La diffusione dei servizi è al momento limitata, oltre che molto eterogenea tra le diverse aree del paese. L’offerta pubblica e privata di asili nido garantisce un tasso di copertura del 24 per cento sul territorio italiano per i bambini di età inferiore ai tre anni (Istat 2019), che scende tra il 7,5 per cento e il 10,3 per cento nel sud e nelle isole. Il 37,4 per cento dei bambini italiani ricevono cure informali da nonni o altri familiari o amici, contro una media nei paesi Ocse del 25,6 per cento.

L’impatto delle politiche salariali

Quale sarà il tasso di copertura obiettivo? Dove l’offerta verrà potenziata maggiormente? Quale sarà la compartecipazione alla spesa da parte delle famiglie? Se con il potenziamento dei nidi si interviene sulla genitorialità e sull’equilibrio tra vita e lavoro, la certificazione che propone il governo per le imprese “entra” nel mondo del lavoro con l’obiettivo di renderlo più equo sotto il profilo del genere.

Quali parametri verranno utilizzati nel processo di certificazione non è noto, né quali saranno i target nei confronti dei quali verrà misurata la presenza o assenza di progressi verso l’uguaglianza: questi elementi saranno essenziali per stabilire se la certificazione potrà essere una leva efficace per promuovere la riduzione dei differenziali di genere all’interno delle imprese.
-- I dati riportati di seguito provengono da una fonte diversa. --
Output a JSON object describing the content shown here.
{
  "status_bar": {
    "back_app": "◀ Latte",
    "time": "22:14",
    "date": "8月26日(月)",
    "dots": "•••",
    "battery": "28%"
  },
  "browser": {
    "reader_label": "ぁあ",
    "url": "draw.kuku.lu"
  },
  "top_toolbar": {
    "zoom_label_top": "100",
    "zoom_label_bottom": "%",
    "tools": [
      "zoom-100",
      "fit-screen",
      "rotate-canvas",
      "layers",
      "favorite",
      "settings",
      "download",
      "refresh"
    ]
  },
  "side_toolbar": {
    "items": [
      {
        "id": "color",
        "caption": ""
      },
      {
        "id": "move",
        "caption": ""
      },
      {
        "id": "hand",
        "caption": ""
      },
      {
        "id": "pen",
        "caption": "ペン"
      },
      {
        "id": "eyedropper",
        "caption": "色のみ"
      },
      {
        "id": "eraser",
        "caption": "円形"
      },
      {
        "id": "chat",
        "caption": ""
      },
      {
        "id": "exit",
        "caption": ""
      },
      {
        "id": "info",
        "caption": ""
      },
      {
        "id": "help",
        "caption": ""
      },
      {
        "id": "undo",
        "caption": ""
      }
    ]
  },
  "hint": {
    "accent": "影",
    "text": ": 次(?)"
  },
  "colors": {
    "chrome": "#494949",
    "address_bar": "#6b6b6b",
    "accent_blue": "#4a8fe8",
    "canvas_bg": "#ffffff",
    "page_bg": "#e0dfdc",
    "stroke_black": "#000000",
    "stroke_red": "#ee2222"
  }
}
Le politiche di remunerazione delle imprese nei confronti di lavoratori e lavoratrici contribuiscono infatti ai differenziali salariali di genere: utilizzando dati Inps sull’universo dei lavoratori del settore privato tra il 1995 e il 2015, in un lavoro di ricerca con Salvatore Lattanzio abbiamo mostrato come circa il 30 per cento del differenziale salariale di genere dipenda dalle politiche salariali delle imprese.

Le donne guadagnano meno degli uomini perché lavorano in imprese che pagano mediamente meno tutti i lavoratori e perché uomini e donne hanno una diversa capacità o un diverso successo nel contrattare sul loro stipendio o sul loro avanzamento di carriera.

Certificazione o trasparenza

La certificazione è un meccanismo premiale che potrebbe avere maggior presa sulle imprese di maggiori dimensioni, dove per altro i differenziali salariali sono mediamente superiori poiché la struttura organizzativa ha più gradini, ma potrebbe incidere meno sulle numerose imprese medio e piccole che caratterizzano il tessuto produttivo italiano, per le quali un rafforzamento degli obblighi di trasparenza sui dati occupazionali e sulle remunerazioni di uomini e donne potrebbe avere maggiori effetti.

È presto per dire se le risorse e le linee di riforma tracciate dal Pnrr riusciranno a farci fare la necessaria transizione verso un’economia e una società più uguali per uomini e donne. È un treno che non possiamo perdere.